Now, there have been a few ideas thrown around, such as adding teams to expand the playoffs to 10 teams rather the current system which employs eight.
Forget about all that.
Put everyone in. Every single team…including Pittsburgh but, with certain ground rules in place.
Hockey has its Game 7's. We hear all about them from the waning days of April until early June. Baseball can capture that atmosphere by putting the remaining teams in each division into a single elimination playoff for the AL and NL Wild Cards.
First, the major leagues need to keep the current three division format. The three division winners in each league automatically qualify for the postseason playoffs. For all their hard work, they’re rewarded with a week off from games to rest, recuperate and really, really enjoy a week of riveting, do-or-die, March Madness style playoff baseball the likes of which we’ve rarely ever seen.
Using last season’s final standings, here’s a look at how the playoff matchups that would’ve been.
With 13 teams remaining in the National League, play would begin on the Monday after the regular season ends. Last year, the first-round matchups would have been as follows.
No. 9 Houston at No. 8 Milwaukee, with the winner travelling to Atlanta to play Tuesday. The winners of No. 13 Pittsburgh at No. 4 Colorado and No. 12 Arizona at No. 5 Los Angeles meeting at the highest remaining seed’s home park on Tuesday. No. 11 Washington at No. 6 Florida (winner travels to No. 3 St. Louis on Tuesday), and No.10 Chicago at No. 7 New York (winner travels to No. 2 San Diego on Tuesday).
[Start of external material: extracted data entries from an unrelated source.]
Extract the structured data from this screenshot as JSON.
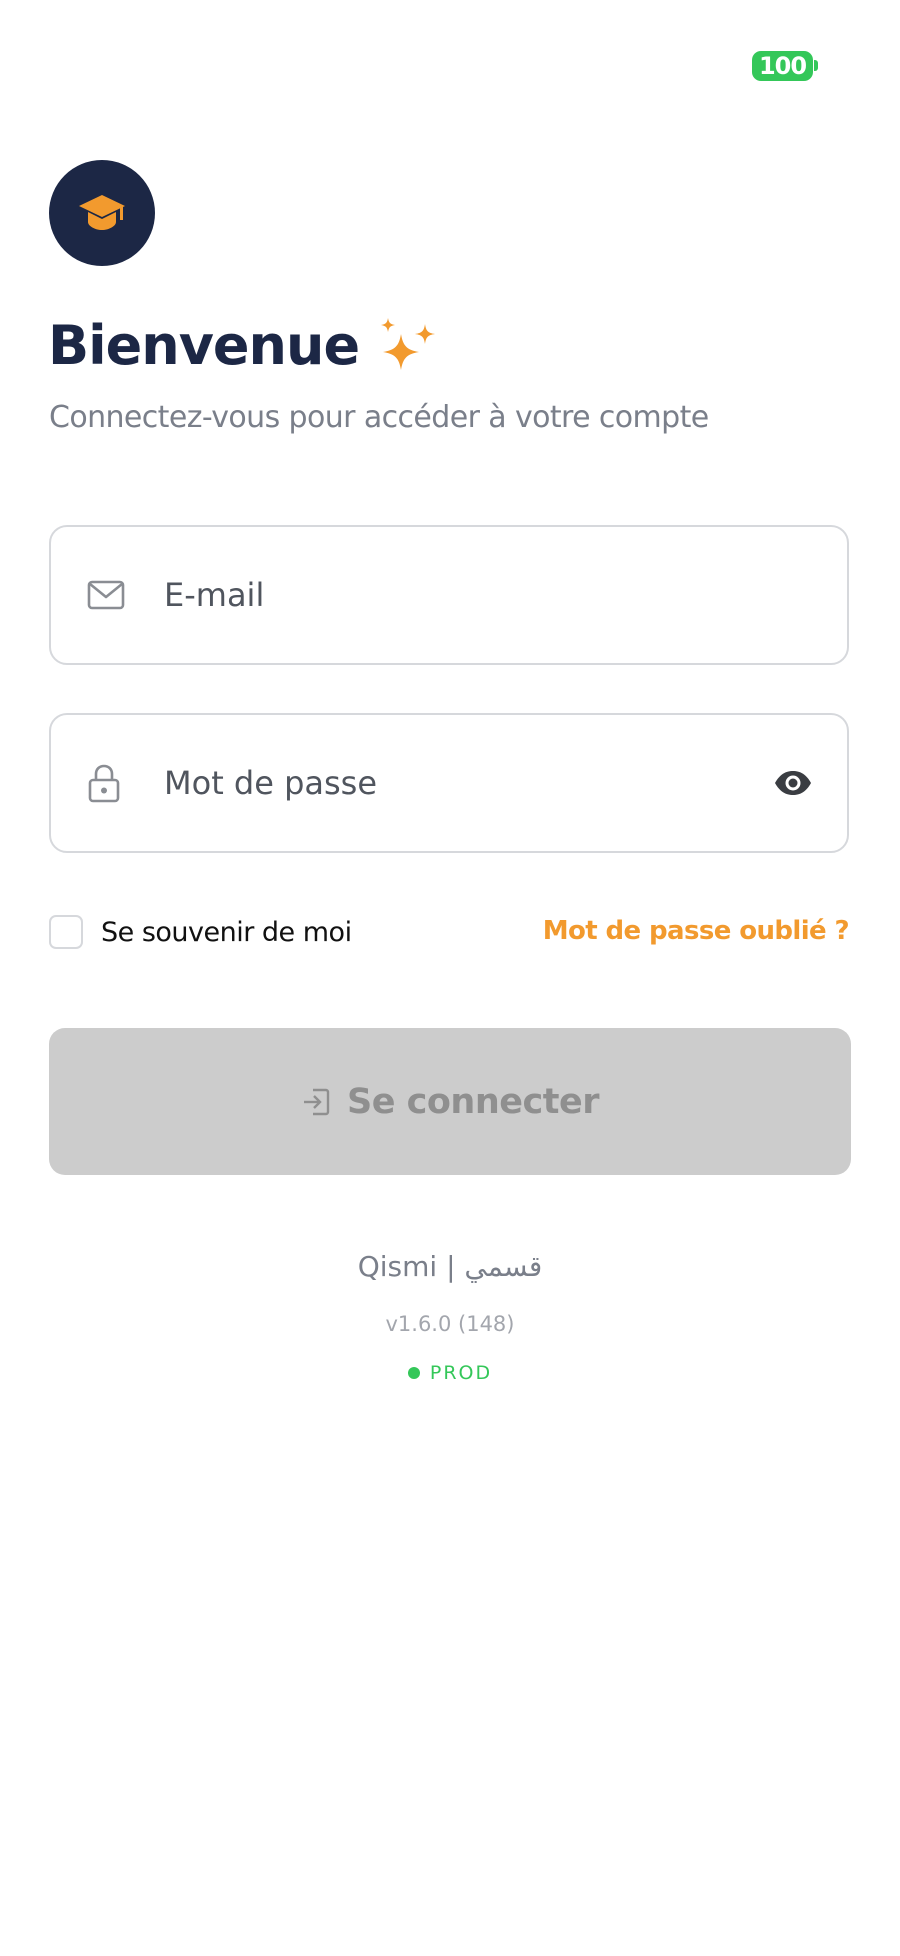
{
  "status_bar": {
    "battery_level": "100",
    "battery_color": "#34c759"
  },
  "header": {
    "logo_icon": "graduation-cap-icon",
    "title": "Bienvenue",
    "title_icon": "sparkles-icon",
    "subtitle": "Connectez-vous pour accéder à votre compte"
  },
  "form": {
    "email": {
      "icon": "mail-icon",
      "value": "",
      "placeholder": "E-mail"
    },
    "password": {
      "icon": "lock-icon",
      "value": "",
      "placeholder": "Mot de passe",
      "toggle_icon": "eye-icon"
    },
    "remember_me": {
      "label": "Se souvenir de moi",
      "checked": false
    },
    "forgot_password_label": "Mot de passe oublié ?",
    "submit": {
      "icon": "login-icon",
      "label": "Se connecter",
      "disabled": true
    }
  },
  "footer": {
    "brand": "Qismi | قسمي",
    "version": "v1.6.0 (148)",
    "environment": "PROD",
    "environment_color": "#34c759"
  },
  "colors": {
    "navy": "#1c2745",
    "accent_orange": "#f29a2e",
    "disabled_button": "#cccccc"
  }
}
In the American League there would be 11 teams vying for the Wild Card, which means only three play-in games, all played on Tuesday. No.11 Seattle at No. 6 Detroit (winner travels to No.1 New York on Wednesday). No. 10 Baltimore at No. 7 Los Angeles (winner travels to No. 3 Chicago on Wednesday), and No. 9 Kansas City at No. 8 Cleveland (winner travels to No. 2 Boston on Wednesday). No. 5 Oakland would play at No. 4 Toronto on Wednesday.
From there, it’s essentially a Game 7 every day, with the winner in each league’s Wild Card getting a few days rest before the playoffs begin on Tuesday and Wednesday of the following week.
There, pros outweigh the cons. There’s extra revenue for the host teams, ridiculous ratings for ESPN, MLB Network and TBS. The only major flaw is the extra exposure to the broadcasting talents (or lack thereof) of Chip Caray, who likes to proclaim base hits on line drives that are eventually caught.
Think about the pitching matchups. Or the possible tanking down the stretch of the last week in hopes of getting a more favorable first-round draw (a la the Memphis Grizzlies in the NBA who actually wanted to play top seeded San Antonio in the first round).
Think of the gambling possibilities. A long shot with terrible odds of winning on Opening Day suddenly has a legitimate shot at paying off in October.
Of course, all this is depends on the man in charge doing something in an effort to make things better for baseball. Under his watch, we’ve had a cancelled World Series and an ugly player strike, a MAJOR steroids scandal that has tarnished the game and left us all doubting players like Jose Bautista, who is probably doing things the right way, but because of people like Barry Bonds and Mark McGwire and yes, even Alex Rodriguez, will always do so with at least a shadow of a doubt.
Selig has done some good things too.
He’s curbed expansion, brought us Interleague Play and added instant replay to home run calls. And contrary to popular opinion, baseball is actually thriving.
But as I said before, the playoffs ain’t broke.
So, why is Bud Selig trying to fix them at all?